Avec son Leica M4-P, il photographie à tout va, les usines de tanks, l’état major de l’armée israélienne et la bande de Gaza, sans se douter qu’au retour Claude Lanzmann émettra un véto absolu sur la publication des photos, tuant dans l’œuf une vocation à peine ébauchée de photographe indépendant.
Laurent Machuel a une trentaine d’années quand il fait son premier film comme directeur de la photographie, La Nage indienne, de Xavier Durringer. Il y rencontre une jeune comédienne dont c’est le premier grand rôle au cinéma, Karin Viard. Il accompagnera durant vint-cinq ans sa métamorphose en star du cinéma français capable de jouer tous les registres, comédienne aimée du public et mère de ses deux filles.
Sa filmographie a deux parties distinctes. La première partie rassemble beaucoup de films d’auteur avec des conditions de tournage "à la dure", principalement avec le producteur Paolo Branco qui en est le spécialiste incontesté. Danièle Dubroux, Michel Piccoli ou Raoul Ruiz.
Des films très intéressants, mais que le public ne voit pas ou peu. C’est une frustration pour un jeune directeur de la photographie qui par ailleurs observe la réussite fulgurante de sa femme.
Mais les dieux sont aussi avec Laurent Machuel quand il rencontre sur un téléfilm au Liban le réalisateur Merzak Allouache qui lui propose ensuite de tourner le film Chouchou, avec Gad Elmaleh, qui sera un gros succès avec quatre millions d’entrées en France.
C’est la deuxième partie de la carrière de Laurent Machuel qui commence.
Des comédies, des succès dont il distingue certains réalisateurs comme Niels Tavernier ou Maurice Barthélémy, avec qui il a tourné Papa, et récemment Les Ex. Des réalisateurs de subtiles comédies. « Maurice Barthélémy a une dimension solaire et une gravité en même temps. »

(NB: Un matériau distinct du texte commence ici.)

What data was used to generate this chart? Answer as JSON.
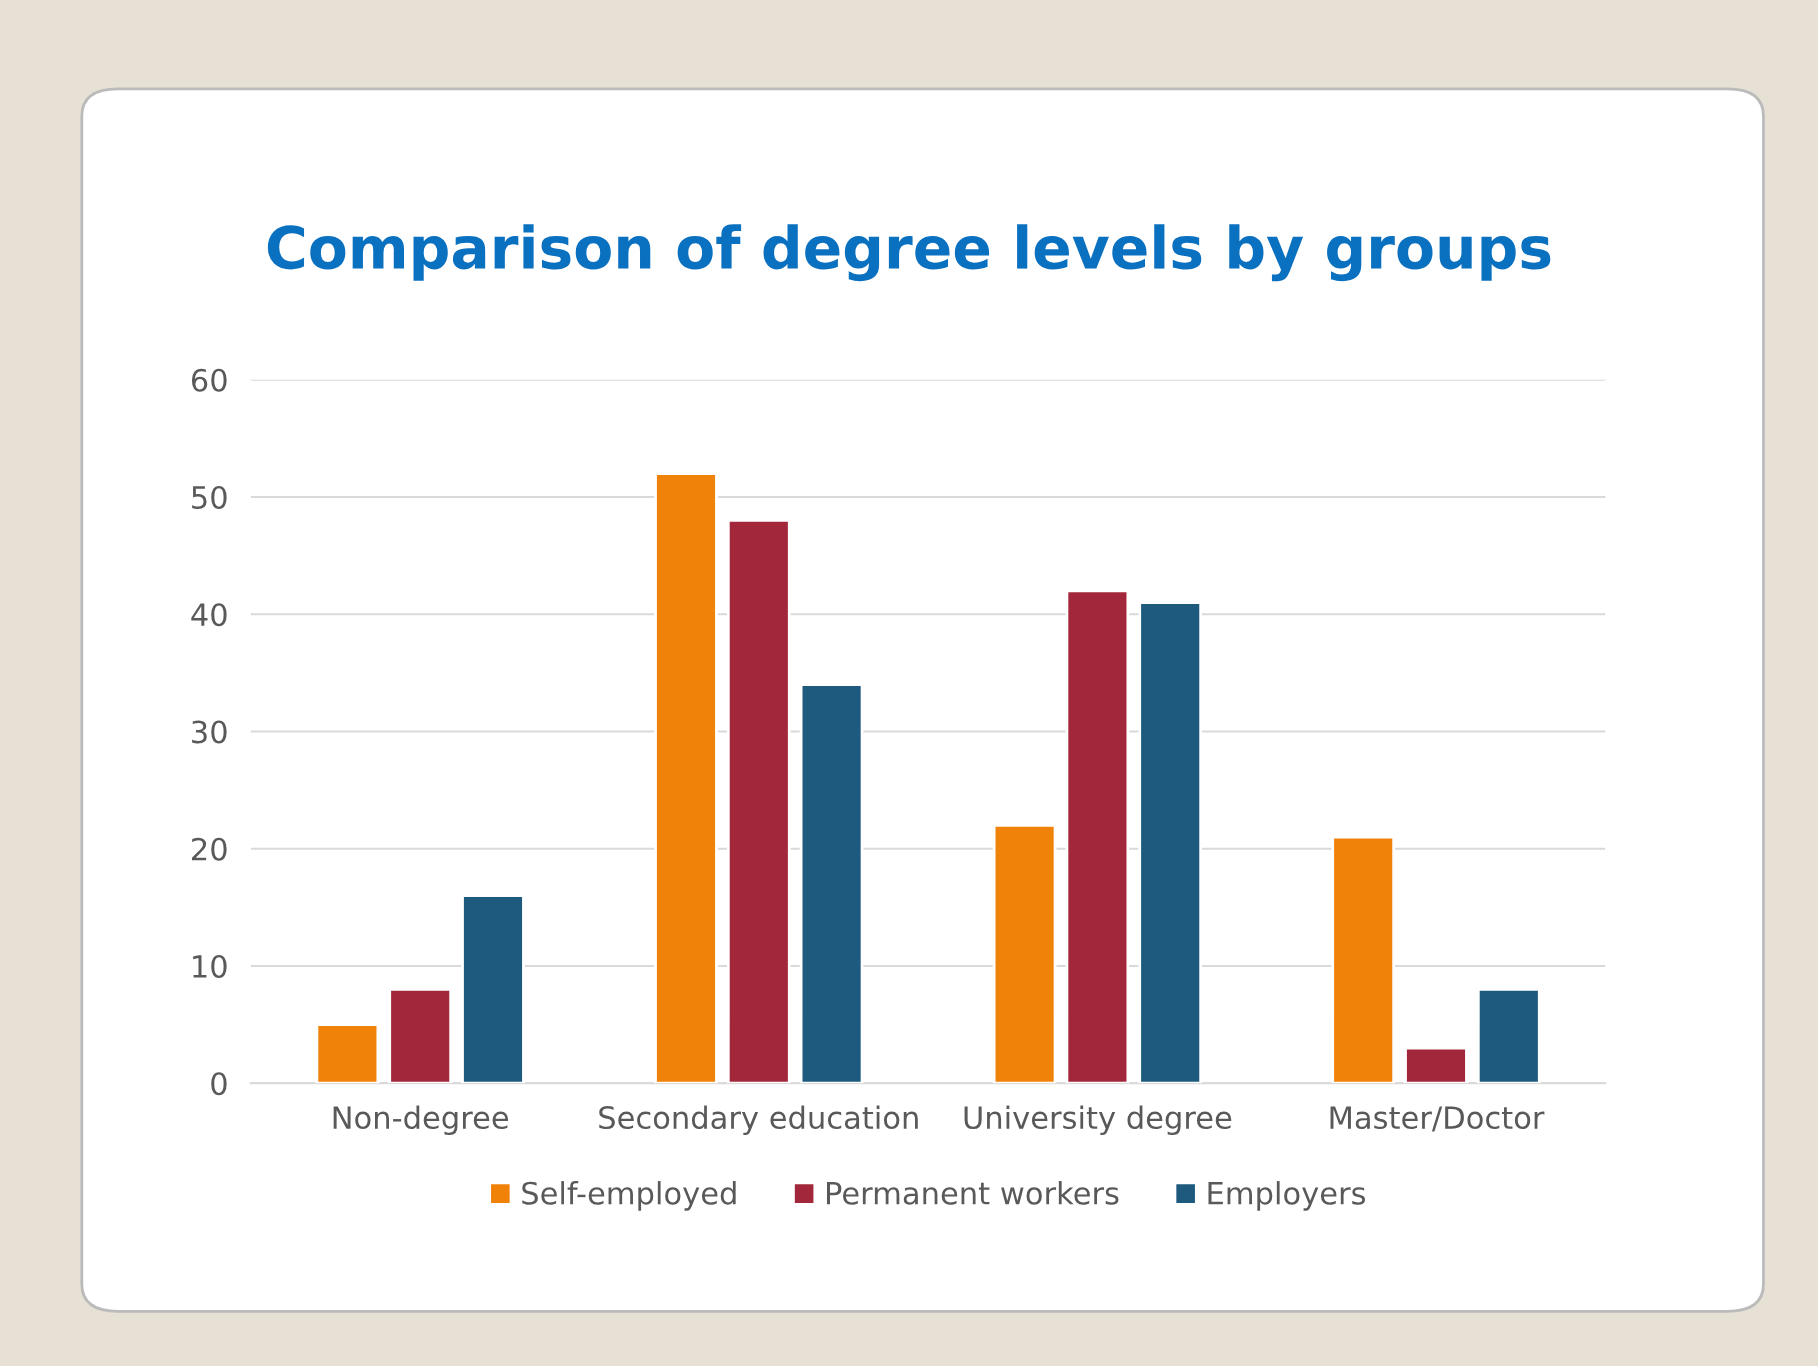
{
  "chart_data": {
    "type": "bar",
    "title": "Comparison of degree levels by groups",
    "categories": [
      "Non-degree",
      "Secondary education",
      "University degree",
      "Master/Doctor"
    ],
    "series": [
      {
        "name": "Self-employed",
        "color": "#f0820a",
        "values": [
          5,
          52,
          22,
          21
        ]
      },
      {
        "name": "Permanent workers",
        "color": "#a2273a",
        "values": [
          8,
          48,
          42,
          3
        ]
      },
      {
        "name": "Employers",
        "color": "#1d5a7e",
        "values": [
          16,
          34,
          41,
          8
        ]
      }
    ],
    "ylim": [
      0,
      60
    ],
    "yticks": [
      0,
      10,
      20,
      30,
      40,
      50,
      60
    ],
    "grid": "y",
    "legend": "bottom"
  }
}
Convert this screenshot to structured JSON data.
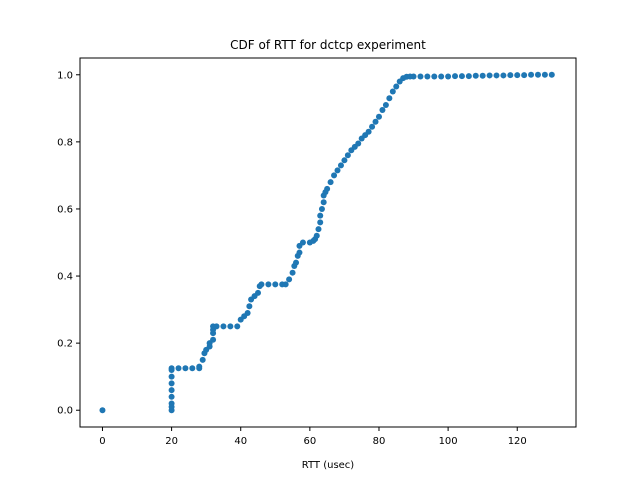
{
  "chart_data": {
    "type": "scatter",
    "title": "CDF of RTT for dctcp experiment",
    "xlabel": "RTT (usec)",
    "ylabel": "",
    "xlim": [
      -6.5,
      137
    ],
    "ylim": [
      -0.05,
      1.05
    ],
    "xticks": [
      0,
      20,
      40,
      60,
      80,
      100,
      120
    ],
    "yticks": [
      0.0,
      0.2,
      0.4,
      0.6,
      0.8,
      1.0
    ],
    "ytick_labels": [
      "0.0",
      "0.2",
      "0.4",
      "0.6",
      "0.8",
      "1.0"
    ],
    "grid": false,
    "marker_color": "#1f77b4",
    "series": [
      {
        "x": [
          0,
          20,
          20,
          20,
          20,
          20,
          20,
          20,
          20,
          20,
          22,
          24,
          26,
          28,
          28,
          29,
          29.5,
          30,
          31,
          31,
          32,
          32,
          32,
          32,
          33,
          35,
          37,
          39,
          40,
          41,
          42,
          42.5,
          43,
          44,
          45,
          45.5,
          46,
          48,
          50,
          52,
          53,
          54,
          55,
          55.5,
          56,
          56.5,
          57,
          57,
          58,
          60,
          61,
          61.5,
          62,
          62.5,
          63,
          63,
          63.5,
          64,
          64,
          64.5,
          65,
          66,
          67,
          68,
          69,
          70,
          71,
          72,
          73,
          74,
          75,
          76,
          77,
          78,
          79,
          80,
          81,
          82,
          83,
          84,
          85,
          86,
          87,
          88,
          89,
          90,
          92,
          94,
          96,
          98,
          100,
          102,
          104,
          106,
          108,
          110,
          112,
          114,
          116,
          118,
          120,
          122,
          124,
          126,
          128,
          130
        ],
        "y": [
          0.0,
          0.0,
          0.01,
          0.02,
          0.04,
          0.06,
          0.08,
          0.1,
          0.12,
          0.125,
          0.125,
          0.125,
          0.125,
          0.125,
          0.13,
          0.15,
          0.17,
          0.18,
          0.19,
          0.2,
          0.21,
          0.23,
          0.24,
          0.25,
          0.25,
          0.25,
          0.25,
          0.25,
          0.27,
          0.28,
          0.29,
          0.31,
          0.33,
          0.34,
          0.35,
          0.37,
          0.375,
          0.375,
          0.375,
          0.375,
          0.375,
          0.39,
          0.41,
          0.43,
          0.44,
          0.46,
          0.47,
          0.49,
          0.5,
          0.5,
          0.505,
          0.51,
          0.52,
          0.54,
          0.56,
          0.58,
          0.6,
          0.62,
          0.64,
          0.65,
          0.66,
          0.68,
          0.7,
          0.715,
          0.73,
          0.745,
          0.76,
          0.775,
          0.785,
          0.795,
          0.81,
          0.82,
          0.83,
          0.845,
          0.86,
          0.875,
          0.895,
          0.91,
          0.93,
          0.95,
          0.965,
          0.98,
          0.99,
          0.994,
          0.995,
          0.995,
          0.995,
          0.995,
          0.995,
          0.995,
          0.995,
          0.996,
          0.996,
          0.996,
          0.997,
          0.997,
          0.998,
          0.998,
          0.998,
          0.999,
          0.999,
          0.999,
          1.0,
          1.0,
          1.0,
          1.0
        ]
      }
    ]
  }
}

Laurent Machuel vient de tourner Les Vieux fourneaux, de Christophe Duthuron, adaptation d’une bande dessinée qui raconte la vie de trois anarchistes octogénaires, Eddy Mitchell, Pierre Richard et Roland Giraud. Une comédie qui n’est pas criarde et cherche à montrer les caractères profonds des personnages.
Il a tourné avec des optiques Summicron-C de Leica car il voulait se rapprocher du graphisme de la BD. « Pour la première fois, j’ai trouvé de l’intérêt à travailler uniquement en focales fixes. » Peut-être un lointain hommage à Raymond Depardon qui l’a fait débuter et qui est aussi un adorateur du plan fixe et de Leica par la même occasion.
« Les courtes focales Summicron-C, ça marchait super bien sur les gros plans, à la fois sur les gueules burinées des "vieux anars" et aussi sur la jolie actrice Alice Pol. »
Et maintenant dans cette incertitude du lendemain, souvent féconde, que vit tout cinéaste, Laurent Machuel se tourne à nouveau vers la photo comme à ses débuts en un cercle vertueux de recherche et de reconnaissance.
« Ce qui me plaît beaucoup dans la photographie, c’est la façon dont l’inconscient finit par habiter les images. »
Re-Set est le titre de son dernier livre de photographies.
Remettre à zéro, recommencer. Toujours.